Together, we are building tools to ensure medical researchers respect, understand, and successfully reach Black and Brown communities.
Why This Work Matters: The Reality
The disparities Black Americans face when it comes to brain health are distressing. Statistics from the Alzheimer’s Association illustrate why culturally safe, community-led research is imperative:
· Elevated Dementia Risk: Older Black Americans are approximately twice as likely to develop Alzheimer’s disease or other dementias as older White Americans.
· Current Impact: Black Americans aged 70 and older, 21.3% (more than 1 in 5) are currently living with Alzheimer’s.
· Care Access Deficit: Less than half (48%) express confidence that they can access culturally competent dementia care providers in their geographic area.
· Systemic Trust Barriers: Only 53% of Black Americans believe that an eventual cure for Alzheimer’s will be distributed fairly, without regard to a patient’s race, color, or ethnic background.
Rewriting the Narrative of Clinical Trials
These disparities are worsened by a historical lack of representation in clinical medicine.
A recent review published in the Journal of the American Medical Association (JAMA) analyzed 71 published Alzheimer’s clinical trials conducted between 1997 and 2023.
Their findings were stark:
· 49.3% did not report on race or ethnicity at all.
· Reporting was inconsistent and focused predominantly on White patients
· Black patients were only represented in ~28% of the trials.

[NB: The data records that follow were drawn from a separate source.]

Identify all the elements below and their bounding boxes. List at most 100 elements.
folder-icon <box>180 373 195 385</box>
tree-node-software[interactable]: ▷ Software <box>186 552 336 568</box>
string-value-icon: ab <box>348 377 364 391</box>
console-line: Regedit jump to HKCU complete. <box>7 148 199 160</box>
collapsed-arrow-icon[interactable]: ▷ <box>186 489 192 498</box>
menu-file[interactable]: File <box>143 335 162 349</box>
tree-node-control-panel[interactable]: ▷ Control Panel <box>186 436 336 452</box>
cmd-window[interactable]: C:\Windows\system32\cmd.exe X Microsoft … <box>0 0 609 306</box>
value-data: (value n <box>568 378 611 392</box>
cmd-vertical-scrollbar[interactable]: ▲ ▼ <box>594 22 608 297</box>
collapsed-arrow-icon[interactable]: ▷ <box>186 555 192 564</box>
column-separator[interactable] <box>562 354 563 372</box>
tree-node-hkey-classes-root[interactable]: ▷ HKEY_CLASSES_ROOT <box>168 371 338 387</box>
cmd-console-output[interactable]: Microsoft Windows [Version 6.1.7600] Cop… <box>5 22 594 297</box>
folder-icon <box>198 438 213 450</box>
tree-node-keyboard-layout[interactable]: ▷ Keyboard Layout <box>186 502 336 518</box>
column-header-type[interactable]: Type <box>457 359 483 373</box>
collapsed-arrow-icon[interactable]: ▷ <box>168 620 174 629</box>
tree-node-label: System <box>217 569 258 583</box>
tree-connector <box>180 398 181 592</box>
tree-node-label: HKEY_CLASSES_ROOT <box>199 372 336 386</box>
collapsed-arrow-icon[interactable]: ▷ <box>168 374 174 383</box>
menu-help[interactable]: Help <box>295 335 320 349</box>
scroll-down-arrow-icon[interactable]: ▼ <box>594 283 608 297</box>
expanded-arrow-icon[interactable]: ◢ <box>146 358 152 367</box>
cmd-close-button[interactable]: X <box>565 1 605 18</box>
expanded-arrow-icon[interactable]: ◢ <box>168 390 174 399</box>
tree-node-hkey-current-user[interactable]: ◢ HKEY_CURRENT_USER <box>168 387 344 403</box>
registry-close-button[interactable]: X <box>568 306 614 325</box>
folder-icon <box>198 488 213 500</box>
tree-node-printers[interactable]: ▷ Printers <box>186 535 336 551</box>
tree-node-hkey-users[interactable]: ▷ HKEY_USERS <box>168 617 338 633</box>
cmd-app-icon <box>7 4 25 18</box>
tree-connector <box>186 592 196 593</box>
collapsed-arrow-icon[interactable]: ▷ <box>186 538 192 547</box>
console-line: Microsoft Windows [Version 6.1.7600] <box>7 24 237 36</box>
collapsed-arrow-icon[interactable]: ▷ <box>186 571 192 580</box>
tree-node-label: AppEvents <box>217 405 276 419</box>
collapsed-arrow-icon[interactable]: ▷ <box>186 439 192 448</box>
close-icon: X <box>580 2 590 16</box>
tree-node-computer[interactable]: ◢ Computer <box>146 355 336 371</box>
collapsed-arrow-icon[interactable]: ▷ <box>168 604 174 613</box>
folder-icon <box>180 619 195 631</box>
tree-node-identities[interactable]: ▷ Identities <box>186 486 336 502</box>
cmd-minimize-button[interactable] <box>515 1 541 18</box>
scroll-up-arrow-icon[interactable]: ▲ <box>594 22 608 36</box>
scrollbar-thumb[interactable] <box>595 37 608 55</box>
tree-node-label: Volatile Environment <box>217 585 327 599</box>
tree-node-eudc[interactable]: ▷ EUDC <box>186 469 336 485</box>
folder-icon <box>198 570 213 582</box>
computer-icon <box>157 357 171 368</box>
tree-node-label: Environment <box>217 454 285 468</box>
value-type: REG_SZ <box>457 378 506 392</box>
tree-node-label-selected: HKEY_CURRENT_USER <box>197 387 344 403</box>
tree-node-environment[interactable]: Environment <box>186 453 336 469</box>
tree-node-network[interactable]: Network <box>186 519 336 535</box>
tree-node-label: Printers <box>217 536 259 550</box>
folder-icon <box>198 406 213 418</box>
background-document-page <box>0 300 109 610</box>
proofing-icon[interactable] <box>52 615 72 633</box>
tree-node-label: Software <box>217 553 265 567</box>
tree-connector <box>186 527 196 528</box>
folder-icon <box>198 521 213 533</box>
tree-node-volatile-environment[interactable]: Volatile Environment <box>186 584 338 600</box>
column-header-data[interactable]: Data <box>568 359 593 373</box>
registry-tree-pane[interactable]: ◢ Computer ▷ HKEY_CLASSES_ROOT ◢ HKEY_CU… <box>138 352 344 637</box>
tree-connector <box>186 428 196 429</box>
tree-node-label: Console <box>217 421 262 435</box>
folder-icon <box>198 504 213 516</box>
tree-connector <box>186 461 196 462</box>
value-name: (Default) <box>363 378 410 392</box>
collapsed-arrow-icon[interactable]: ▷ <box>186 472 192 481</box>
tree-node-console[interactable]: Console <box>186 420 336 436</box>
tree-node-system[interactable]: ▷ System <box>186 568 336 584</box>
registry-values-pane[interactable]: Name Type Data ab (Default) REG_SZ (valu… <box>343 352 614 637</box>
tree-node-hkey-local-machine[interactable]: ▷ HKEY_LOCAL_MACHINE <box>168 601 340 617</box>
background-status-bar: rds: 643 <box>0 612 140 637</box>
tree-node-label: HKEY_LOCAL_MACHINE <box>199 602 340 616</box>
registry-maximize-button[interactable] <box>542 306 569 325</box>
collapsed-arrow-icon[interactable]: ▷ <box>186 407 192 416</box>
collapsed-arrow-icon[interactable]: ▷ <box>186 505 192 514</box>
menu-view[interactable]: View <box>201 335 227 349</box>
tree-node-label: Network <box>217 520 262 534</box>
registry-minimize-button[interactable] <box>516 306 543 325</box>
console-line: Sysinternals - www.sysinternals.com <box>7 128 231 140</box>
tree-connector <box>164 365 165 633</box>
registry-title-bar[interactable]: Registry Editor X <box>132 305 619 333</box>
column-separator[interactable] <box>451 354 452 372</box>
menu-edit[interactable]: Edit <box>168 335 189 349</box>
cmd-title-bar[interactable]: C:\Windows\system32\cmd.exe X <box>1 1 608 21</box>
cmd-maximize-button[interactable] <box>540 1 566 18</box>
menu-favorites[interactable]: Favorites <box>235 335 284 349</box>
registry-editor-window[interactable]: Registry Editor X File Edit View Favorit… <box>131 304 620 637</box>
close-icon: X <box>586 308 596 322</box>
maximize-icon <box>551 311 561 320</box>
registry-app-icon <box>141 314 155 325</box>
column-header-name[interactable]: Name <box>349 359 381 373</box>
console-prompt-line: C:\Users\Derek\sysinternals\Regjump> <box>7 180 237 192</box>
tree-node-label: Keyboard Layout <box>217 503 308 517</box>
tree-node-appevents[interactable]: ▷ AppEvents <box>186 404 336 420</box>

· Representation was worst for other non-White ethnicities, with Native Americans being represented in less than 3%.

We are working hard to change the narrative by fighting the stigma and championing early detection across Allegheny County.
The CDJC, BEC and our dedicated partners are building a blueprint today that will help researchers expand equitable, safe, and just healthcare to other communities tomorrow.